What is a Production Possibilities Curve (PPC)?
- Aanya Bains

- Jul 27, 2025
- 2 min read
A Production Possibility Curve is an economic curve that shows the maximum output or different combinations of output that can be produced using existing resources. Factors such as movement of the curve or points on/in/outside the curve illustrate many economic concepts such as scarcity, opportunity cost, limited resources etc.
It can show the output of a country, a firm, or the spending on a good/service. On both the axises of a PPC, there would be 2 different goods/services or 2 different types of goods/services ( for example good A and good B ) and there would be a curve connecting the 2 points on the x and y axis’. Rarely, when it is a straight line instead of a curve, it is an indicator that the opportunity cost is constant.
Movements or points on a curve can tell us many things about the output of a country or firm. When the curve moves outwards, it indicates that the productive capacity of the economy or firm has increased – this is caused by an increase in the quality or quantity of factors of production (land, labour, capital, or enterprise). This means they can now produce more goods in the same time compared to earlier. Similarly, when it moves inwards, it is due to a decrease in quantity or quality of factors of production.
Points drawn on the curve can be indicators of how well the existing resources are being utilized. If a point is drawn on a PPC (e.g. points 3 and 4 on the image), it indicates that resource utilization is optimum. If the point is inside the PPC (point 1), resources are not being utilized fully, and the economy/firm needs to make better use of resources. If outside (point 2), overutilization is occurring, which is risky as it is unsustainable, and resources can be quickly depleted.

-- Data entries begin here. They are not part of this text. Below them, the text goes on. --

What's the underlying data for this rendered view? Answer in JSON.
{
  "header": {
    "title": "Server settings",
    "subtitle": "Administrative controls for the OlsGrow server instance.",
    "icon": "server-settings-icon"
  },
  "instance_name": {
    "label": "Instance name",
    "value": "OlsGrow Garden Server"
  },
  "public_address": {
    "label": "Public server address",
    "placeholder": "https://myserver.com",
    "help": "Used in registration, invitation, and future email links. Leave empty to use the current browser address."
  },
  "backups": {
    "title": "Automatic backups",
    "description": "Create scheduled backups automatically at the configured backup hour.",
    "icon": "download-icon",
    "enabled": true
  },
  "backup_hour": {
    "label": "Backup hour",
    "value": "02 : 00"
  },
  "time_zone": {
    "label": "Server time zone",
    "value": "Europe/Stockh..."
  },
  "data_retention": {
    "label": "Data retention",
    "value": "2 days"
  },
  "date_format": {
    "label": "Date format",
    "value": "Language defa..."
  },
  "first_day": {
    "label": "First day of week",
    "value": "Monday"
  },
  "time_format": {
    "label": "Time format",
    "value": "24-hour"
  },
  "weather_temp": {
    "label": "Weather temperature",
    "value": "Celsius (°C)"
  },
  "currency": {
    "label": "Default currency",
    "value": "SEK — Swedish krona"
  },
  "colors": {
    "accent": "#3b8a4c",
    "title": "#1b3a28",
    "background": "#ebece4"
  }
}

Hence, there will not be sufficient resources for use in the future.
Since resources are limited, increasing the output of good A would need a firm/country to reduce the output of good B, as they are produced from the same limited resources. When more of good A is produced, the output of good B that would have been produced if the output of good A had not been produced becomes the opportunity cost. This concept can also be shown on a PPC. Drawing lines connecting from any 2 points on each axis and rectangles between the points highlights how much of one good is sacrificed to gain more of the other, demonstrating increasing opportunity cost when the boxes get taller or steeper.